Anomalous mechanical behavior in NiMnGa alloy sintered through open die pressing method

NiMnGa Heusler system has attracted attention principally thanks to its extremely large magnetic-field-induced strain caused by the rearrangement of the twin boundaries induced by an applied magnetic field. Moreover, the microstructure of polycrystalline NiMnGa alloys has been investigated to improve the functional properties and to reduce their typical brittleness. For this reason, increasing interest has been devoted to different kinds of fabrication routes for this material. In the present study, Ni50Mn30Ga20 alloy was produced by means of the open die pressing (ODP) process.
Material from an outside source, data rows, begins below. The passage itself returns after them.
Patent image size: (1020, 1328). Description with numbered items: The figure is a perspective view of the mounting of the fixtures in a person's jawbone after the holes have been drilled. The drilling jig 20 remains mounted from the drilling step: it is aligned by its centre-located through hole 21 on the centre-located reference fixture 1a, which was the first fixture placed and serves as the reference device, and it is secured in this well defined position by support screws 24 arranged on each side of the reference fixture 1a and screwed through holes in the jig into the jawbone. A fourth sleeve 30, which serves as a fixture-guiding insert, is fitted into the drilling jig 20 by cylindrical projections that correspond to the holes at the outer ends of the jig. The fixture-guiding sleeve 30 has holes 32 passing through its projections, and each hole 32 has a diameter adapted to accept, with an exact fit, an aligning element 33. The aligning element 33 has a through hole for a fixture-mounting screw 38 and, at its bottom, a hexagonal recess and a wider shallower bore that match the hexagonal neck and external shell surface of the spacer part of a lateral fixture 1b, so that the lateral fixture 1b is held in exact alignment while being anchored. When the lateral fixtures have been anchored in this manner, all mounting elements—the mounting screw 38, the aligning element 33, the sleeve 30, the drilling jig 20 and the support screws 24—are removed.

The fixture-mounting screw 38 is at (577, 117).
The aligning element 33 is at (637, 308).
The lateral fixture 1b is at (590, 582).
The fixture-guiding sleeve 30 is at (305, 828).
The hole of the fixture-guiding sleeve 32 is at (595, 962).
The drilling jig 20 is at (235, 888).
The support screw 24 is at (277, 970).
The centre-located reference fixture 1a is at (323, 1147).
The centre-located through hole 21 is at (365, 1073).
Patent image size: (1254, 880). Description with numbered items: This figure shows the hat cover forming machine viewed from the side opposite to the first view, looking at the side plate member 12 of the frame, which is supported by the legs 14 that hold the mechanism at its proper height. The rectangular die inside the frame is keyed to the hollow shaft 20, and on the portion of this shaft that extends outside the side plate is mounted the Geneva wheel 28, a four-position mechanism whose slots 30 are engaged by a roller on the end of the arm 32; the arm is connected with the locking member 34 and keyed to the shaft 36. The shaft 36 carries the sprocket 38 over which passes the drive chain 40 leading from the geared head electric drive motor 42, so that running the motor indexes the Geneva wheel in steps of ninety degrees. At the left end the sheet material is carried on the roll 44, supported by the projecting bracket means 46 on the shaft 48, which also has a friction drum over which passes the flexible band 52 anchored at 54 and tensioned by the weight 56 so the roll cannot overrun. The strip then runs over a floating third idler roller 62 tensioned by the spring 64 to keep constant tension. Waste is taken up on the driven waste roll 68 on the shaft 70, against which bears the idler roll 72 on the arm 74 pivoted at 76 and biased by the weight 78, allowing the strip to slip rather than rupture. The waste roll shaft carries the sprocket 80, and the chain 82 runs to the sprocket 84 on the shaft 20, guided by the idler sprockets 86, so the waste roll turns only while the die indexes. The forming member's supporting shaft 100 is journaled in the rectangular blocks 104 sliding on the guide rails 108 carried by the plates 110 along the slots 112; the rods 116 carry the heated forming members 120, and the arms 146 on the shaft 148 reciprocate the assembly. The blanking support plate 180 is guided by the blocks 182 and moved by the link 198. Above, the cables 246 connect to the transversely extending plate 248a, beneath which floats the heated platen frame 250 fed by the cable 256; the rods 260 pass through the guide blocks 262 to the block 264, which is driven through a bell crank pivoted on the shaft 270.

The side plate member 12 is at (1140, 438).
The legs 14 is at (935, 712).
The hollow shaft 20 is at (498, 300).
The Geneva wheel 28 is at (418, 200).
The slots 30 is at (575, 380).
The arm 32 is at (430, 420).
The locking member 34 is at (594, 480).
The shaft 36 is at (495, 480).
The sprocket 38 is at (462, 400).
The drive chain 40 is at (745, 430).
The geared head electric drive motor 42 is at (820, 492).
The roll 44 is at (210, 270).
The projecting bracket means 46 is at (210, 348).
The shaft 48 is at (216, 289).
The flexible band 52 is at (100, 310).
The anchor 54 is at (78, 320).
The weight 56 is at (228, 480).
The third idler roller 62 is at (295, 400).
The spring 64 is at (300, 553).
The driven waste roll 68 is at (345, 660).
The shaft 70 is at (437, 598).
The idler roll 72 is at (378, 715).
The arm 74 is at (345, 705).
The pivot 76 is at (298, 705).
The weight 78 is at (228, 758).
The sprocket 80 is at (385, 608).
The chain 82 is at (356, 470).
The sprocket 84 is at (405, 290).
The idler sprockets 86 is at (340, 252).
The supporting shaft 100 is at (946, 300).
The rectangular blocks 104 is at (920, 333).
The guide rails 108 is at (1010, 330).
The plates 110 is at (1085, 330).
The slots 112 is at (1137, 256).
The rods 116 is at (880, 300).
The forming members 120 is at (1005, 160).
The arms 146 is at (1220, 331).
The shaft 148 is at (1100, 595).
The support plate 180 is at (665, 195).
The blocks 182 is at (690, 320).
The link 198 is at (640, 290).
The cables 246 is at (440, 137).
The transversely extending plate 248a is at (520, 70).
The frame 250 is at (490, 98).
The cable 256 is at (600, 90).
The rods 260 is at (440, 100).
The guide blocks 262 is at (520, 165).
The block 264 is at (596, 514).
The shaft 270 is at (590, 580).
This sintering method was implemented as an alternative and low-cost method for the consolidation of NiMnGa powders. The effects of the thermo-mechanical processing were investigated and correlated to the NiMnGa functional properties. The material characterization was conducted by means of optical microscopy, differential scanning calorimetry and mechanical analysis, including strain recovery tests and dynamic mechanical thermal analysis. In this way, the physical characterization of the NiMnGa sintered alloy allowed a complete investigation of the evolution of the thermoelastic martensitic transition (TMT). Moreover, a correlation between thermomechanical condition and functional properties was possible and an anomalous trend in the mechanical response of the material was observed due to the presence of stored energy originated from the sintering process. In addition, magnetic susceptibility measurements provided a preliminary characterization of the magnetic transition of the alloy and the effects of the sintering process on the magnetic properties were observed. This experimental study is the starting point for the implementation of an alternative production method for polycrystalline NiMnGa and for the optimization of the coupling between structural and magnetic order thanks to the combination of the structural and magnetic transitions.